• PANCASILA Senafas dengan Ruh Rukun Islam

    PANCASILA

    Senafas dengan Ruh Rukun Islam

    By: Anas Mas’udi

    Dengan Pancasila, Negara aman, tenteram dan damai. Pun dengan rukun Islam yang lima, agama akan tetap eksis menjaga keamanan dan kemaslahatan umat dalam hidup beragama, berbangsa dan bernegara serta dalam berinteraksi dengan sesama manusia dengan tanpa bertepuk sebelah tangan

    Pada millennium 2000, sejarah dunia tengah memasuki gerbang abad 21. Pada saat itu lebih dari setengah abad Indonesia telah menampakkan jati dirinya di atas panggung sejarah dunia dengan berdiri tegak di atas system Pancasia dan bernaung di bawah sayap burung garuda. Sepanjang kurun waktu tersebut Indonesia telah mengalami tiga periode pemerintahan dan dua kali pergantian UUD.

    Pertama, Indonesia di bawah pemerintahan rezim Soekarno, yang dikenal dengan orde lama. Pada masa itu diberlakukan UUD 1945, UUDS 1950, dan ahirnya kembali lagi ke UUD 1945. Periode kedua, masa berkuasanya orde baru di bawah system militerisme pimpinan jendral Soeharto. Dan periode ketiga, masa-masa transisi yang disebut orde reformasi, dengan presidennya Prof. Dr. Ing. Bj. Habibie.

    Dalam rentang waktu setengah abad lebih Indonesia merdeka, dominasi nasionalis sekuler dalam percaturan politik nasional, bagaimanapun juga menjadi penyebab semakin terpinggirkannya peran agama dalam pengelolaan Negara. Jargon-jargon politik yang sengaja dilansir oleh para politisi sekuler menunjukkan hal itu. Di dalam rangka ideology yang diletakkan kaum sekuler, tuduhan bahwa agama merupakan penyebab pokok instabilitas konstitusional, atau menganggap agama sebagai isu sectarian, primordial dan sebagainya, menjadi isu yang semakin hari makin melemahkan posisi agama dan kaum agamawan berhadapan dengan lembaga Negara. Lalu mereka pada kesimpulan supaya jangan membawa agama dalam urusan politik.

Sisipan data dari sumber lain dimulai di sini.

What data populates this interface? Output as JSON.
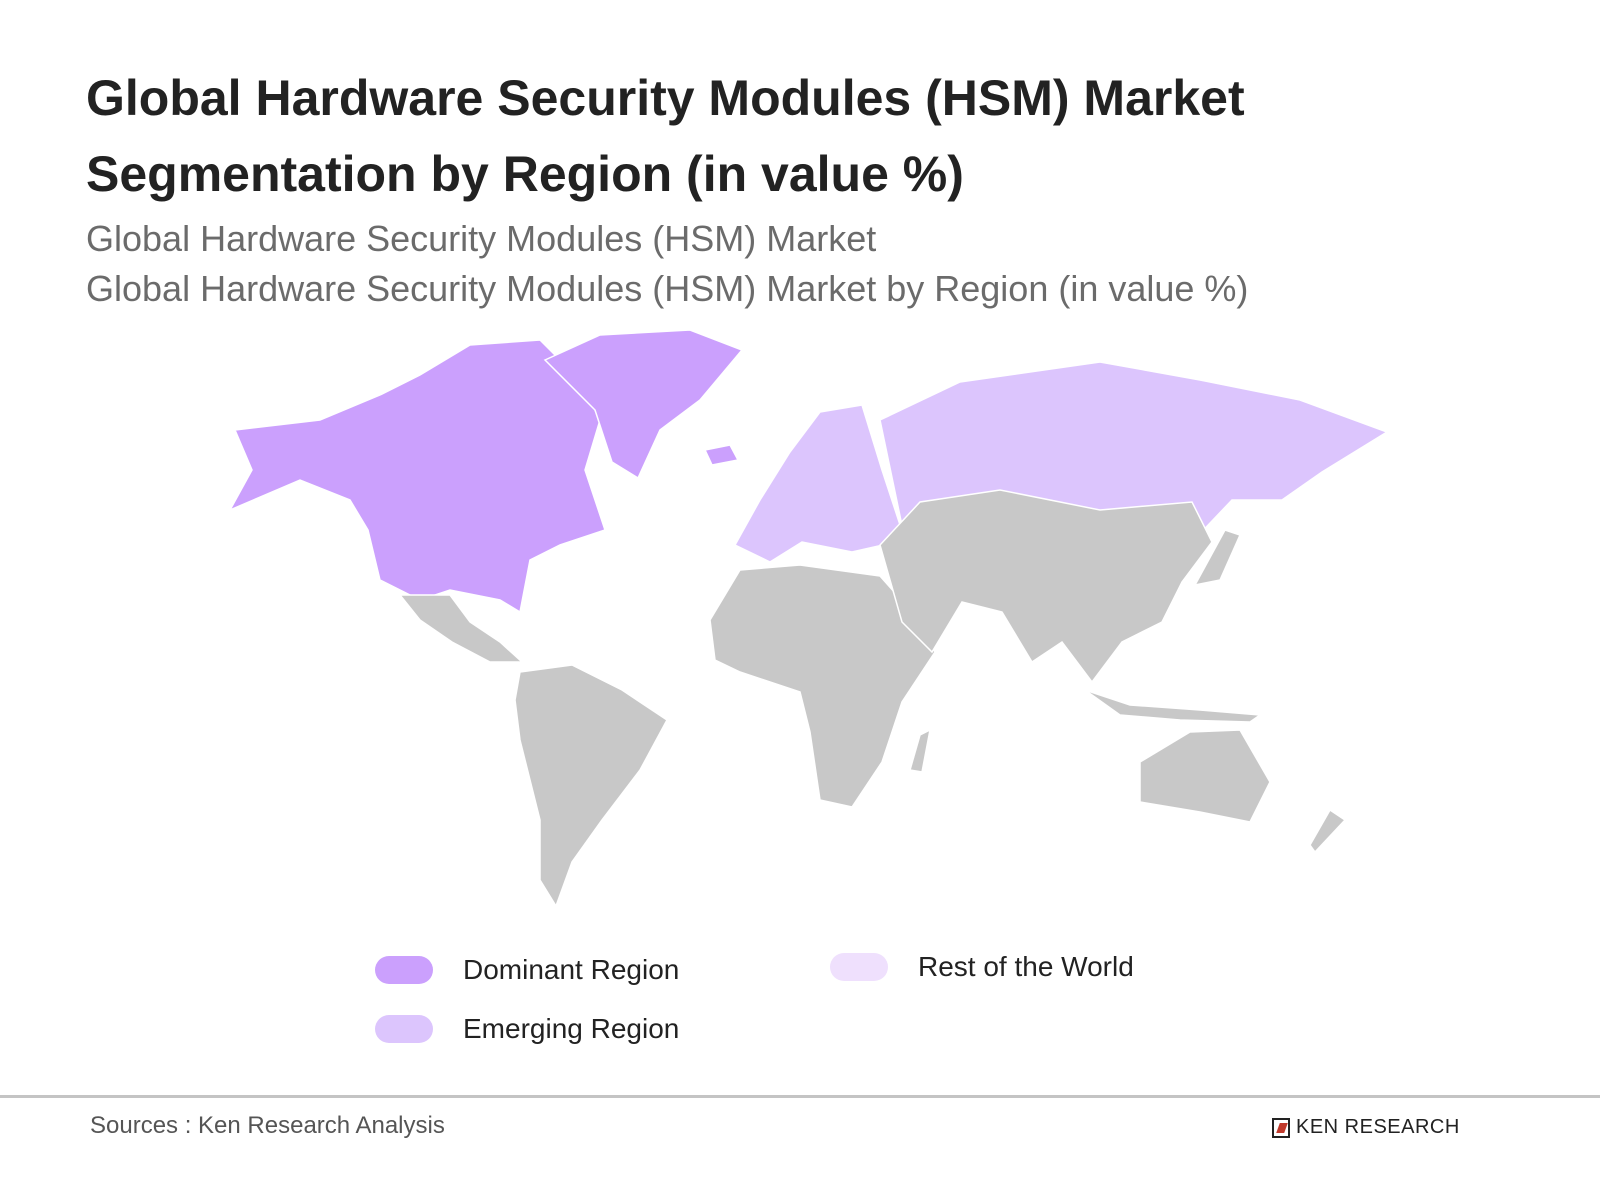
{
  "title": "Global Hardware Security Modules (HSM) Market Segmentation by Region (in value %)",
  "subtitle_line1": "Global Hardware Security Modules (HSM) Market",
  "subtitle_line2": "Global Hardware Security Modules (HSM) Market by Region (in value %)",
  "map": {
    "regions": [
      {
        "name": "North America",
        "category": "Dominant Region"
      },
      {
        "name": "Europe",
        "category": "Emerging Region"
      },
      {
        "name": "Russia",
        "category": "Emerging Region"
      },
      {
        "name": "Rest of World",
        "category": "unshaded"
      }
    ],
    "colors": {
      "dominant": "#cba0fd",
      "emerging": "#dcc5fd",
      "rest": "#efe0fd",
      "unshaded": "#c8c8c8"
    }
  },
  "legend": [
    {
      "label": "Dominant Region",
      "color": "#cba0fd"
    },
    {
      "label": "Emerging Region",
      "color": "#dcc5fd"
    },
    {
      "label": "Rest of the World",
      "color": "#efe0fd"
    }
  ],
  "footer": {
    "source": "Sources : Ken Research Analysis",
    "logo_text": "KEN RESEARCH"
  }
}
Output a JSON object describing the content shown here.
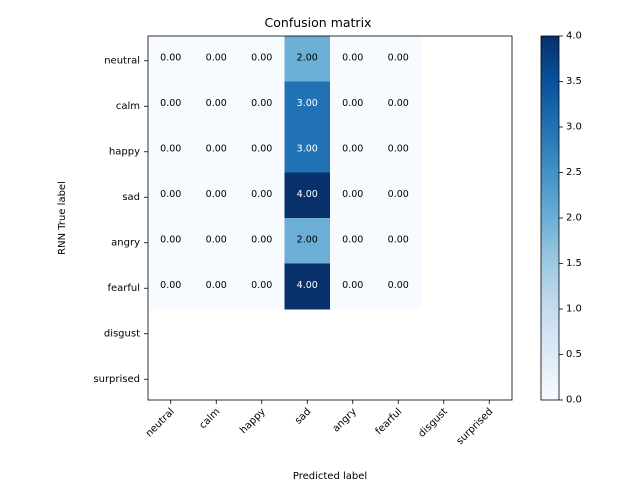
{
  "chart_data": {
    "type": "heatmap",
    "title": "Confusion matrix",
    "xlabel": "Predicted label",
    "ylabel": "RNN True label",
    "x_categories": [
      "neutral",
      "calm",
      "happy",
      "sad",
      "angry",
      "fearful",
      "disgust",
      "surprised"
    ],
    "y_categories": [
      "neutral",
      "calm",
      "happy",
      "sad",
      "angry",
      "fearful",
      "disgust",
      "surprised"
    ],
    "rows_with_data": 6,
    "cols_with_data": 6,
    "values": [
      [
        0,
        0,
        0,
        2,
        0,
        0
      ],
      [
        0,
        0,
        0,
        3,
        0,
        0
      ],
      [
        0,
        0,
        0,
        3,
        0,
        0
      ],
      [
        0,
        0,
        0,
        4,
        0,
        0
      ],
      [
        0,
        0,
        0,
        2,
        0,
        0
      ],
      [
        0,
        0,
        0,
        4,
        0,
        0
      ]
    ],
    "value_labels": [
      [
        "0.00",
        "0.00",
        "0.00",
        "2.00",
        "0.00",
        "0.00"
      ],
      [
        "0.00",
        "0.00",
        "0.00",
        "3.00",
        "0.00",
        "0.00"
      ],
      [
        "0.00",
        "0.00",
        "0.00",
        "3.00",
        "0.00",
        "0.00"
      ],
      [
        "0.00",
        "0.00",
        "0.00",
        "4.00",
        "0.00",
        "0.00"
      ],
      [
        "0.00",
        "0.00",
        "0.00",
        "2.00",
        "0.00",
        "0.00"
      ],
      [
        "0.00",
        "0.00",
        "0.00",
        "4.00",
        "0.00",
        "0.00"
      ]
    ],
    "colorbar": {
      "min": 0.0,
      "max": 4.0,
      "colormap": "Blues",
      "ticks": [
        0.0,
        0.5,
        1.0,
        1.5,
        2.0,
        2.5,
        3.0,
        3.5,
        4.0
      ],
      "tick_labels": [
        "0.0",
        "0.5",
        "1.0",
        "1.5",
        "2.0",
        "2.5",
        "3.0",
        "3.5",
        "4.0"
      ]
    },
    "colors": {
      "cmap_low": "#f7fbff",
      "cmap_high": "#08306b",
      "text_dark": "#000000",
      "text_light": "#ffffff"
    }
  }
}
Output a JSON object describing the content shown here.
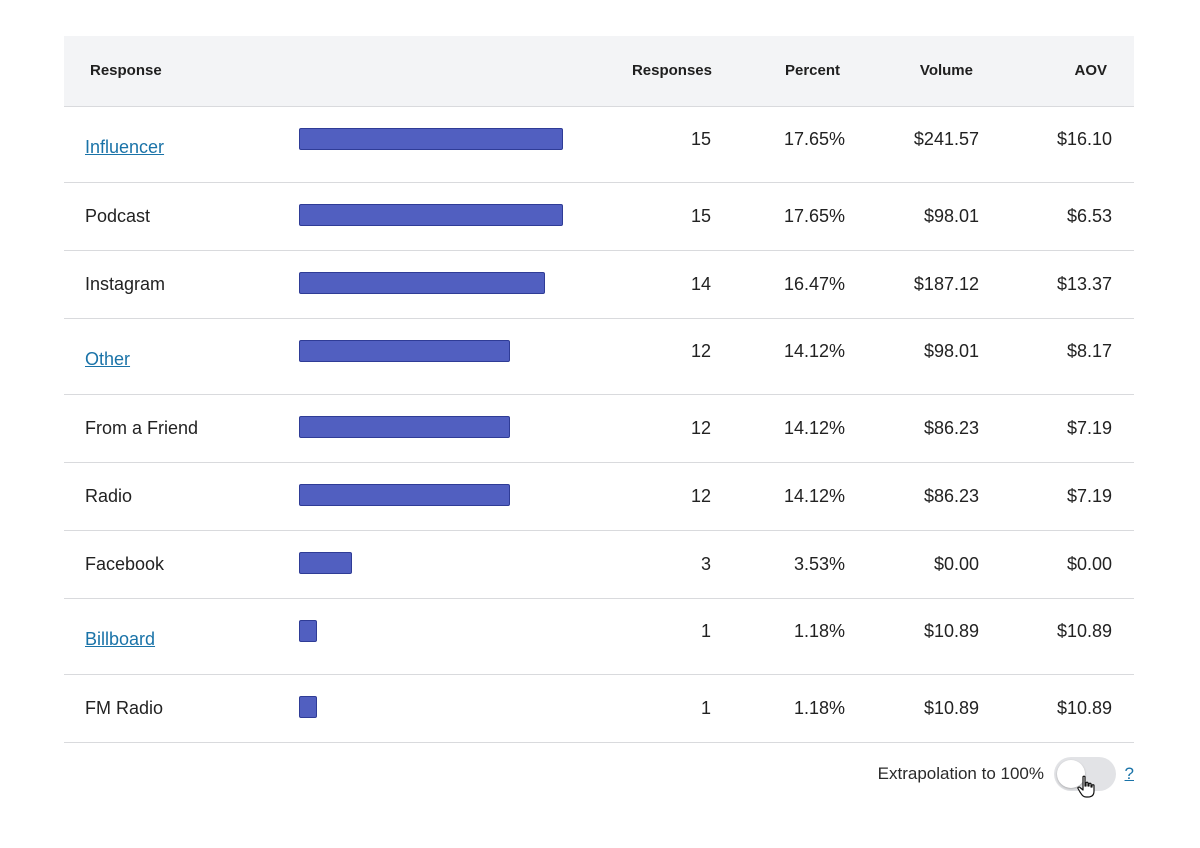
{
  "table": {
    "headers": {
      "response": "Response",
      "responses": "Responses",
      "percent": "Percent",
      "volume": "Volume",
      "aov": "AOV"
    },
    "max_responses": 15,
    "bar_color": "#515fc0",
    "link_color": "#1a73a8",
    "rows": [
      {
        "label": "Influencer",
        "link": true,
        "responses": 15,
        "responses_text": "15",
        "percent": "17.65%",
        "volume": "$241.57",
        "aov": "$16.10"
      },
      {
        "label": "Podcast",
        "link": false,
        "responses": 15,
        "responses_text": "15",
        "percent": "17.65%",
        "volume": "$98.01",
        "aov": "$6.53"
      },
      {
        "label": "Instagram",
        "link": false,
        "responses": 14,
        "responses_text": "14",
        "percent": "16.47%",
        "volume": "$187.12",
        "aov": "$13.37"
      },
      {
        "label": "Other",
        "link": true,
        "responses": 12,
        "responses_text": "12",
        "percent": "14.12%",
        "volume": "$98.01",
        "aov": "$8.17"
      },
      {
        "label": "From a Friend",
        "link": false,
        "responses": 12,
        "responses_text": "12",
        "percent": "14.12%",
        "volume": "$86.23",
        "aov": "$7.19"
      },
      {
        "label": "Radio",
        "link": false,
        "responses": 12,
        "responses_text": "12",
        "percent": "14.12%",
        "volume": "$86.23",
        "aov": "$7.19"
      },
      {
        "label": "Facebook",
        "link": false,
        "responses": 3,
        "responses_text": "3",
        "percent": "3.53%",
        "volume": "$0.00",
        "aov": "$0.00"
      },
      {
        "label": "Billboard",
        "link": true,
        "responses": 1,
        "responses_text": "1",
        "percent": "1.18%",
        "volume": "$10.89",
        "aov": "$10.89"
      },
      {
        "label": "FM Radio",
        "link": false,
        "responses": 1,
        "responses_text": "1",
        "percent": "1.18%",
        "volume": "$10.89",
        "aov": "$10.89"
      }
    ]
  },
  "footer": {
    "extrapolation_label": "Extrapolation to 100%",
    "toggle_on": false,
    "help_label": "?"
  }
}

    Di sisi lain, entah telah direncanakan para deklarator proklamasi kemerdekaan atau secara kebetulan saja, penetapan hari kemerdekaan pada tanggal 17 Agustus, sama persis dengan angka yang terdapat dalam pondasi pokok ajaran Islam, yakni shalat lima waktu, yang jika dihitung akan ditemui sejumlah 17 rakaat tiap harinya.

    Sudah sepantasnya sebagai warga Indonesia yang muslim, untuk selalu bersyukur atas kemerdekaan dan penetapan tanggal proklamasi kemerdekaan tersebut, dengan menjaga dan melestarikannya baik-baik agar setiap warga benar-benar merasa merdeka dalam ruang geraknya. Dengan kata lain tidak ada tekanan di sana-sini atau gangguan atau bahkan penangkapan-penangkapan yang tidak jelas sebab-sebabnya.

    Terlepas dari itu semua, sebagai bangsa Indonesia, sudah semestinya kita juga merasa bangga sebagai warga Indonesia. Kita berada di Negara yang bukan Negara Islam -walaupun mayoritas penduduknya Islam-, tapi mempunyai dasar Negara yang sama sekali tidak bertentangan dengan Islam, bahkan jika dicermati dasar Negara tersebut sudah cukup bisa untuk mewakili pemahaman rukun Islam yg lima. Untuk bisa membuktikan hal tersebut, bisa dilakukan perbandingan satu persatu dari lima prinsip dasar Negara yang tercover dalam PANCASILA dengan rukun Islam yang lima.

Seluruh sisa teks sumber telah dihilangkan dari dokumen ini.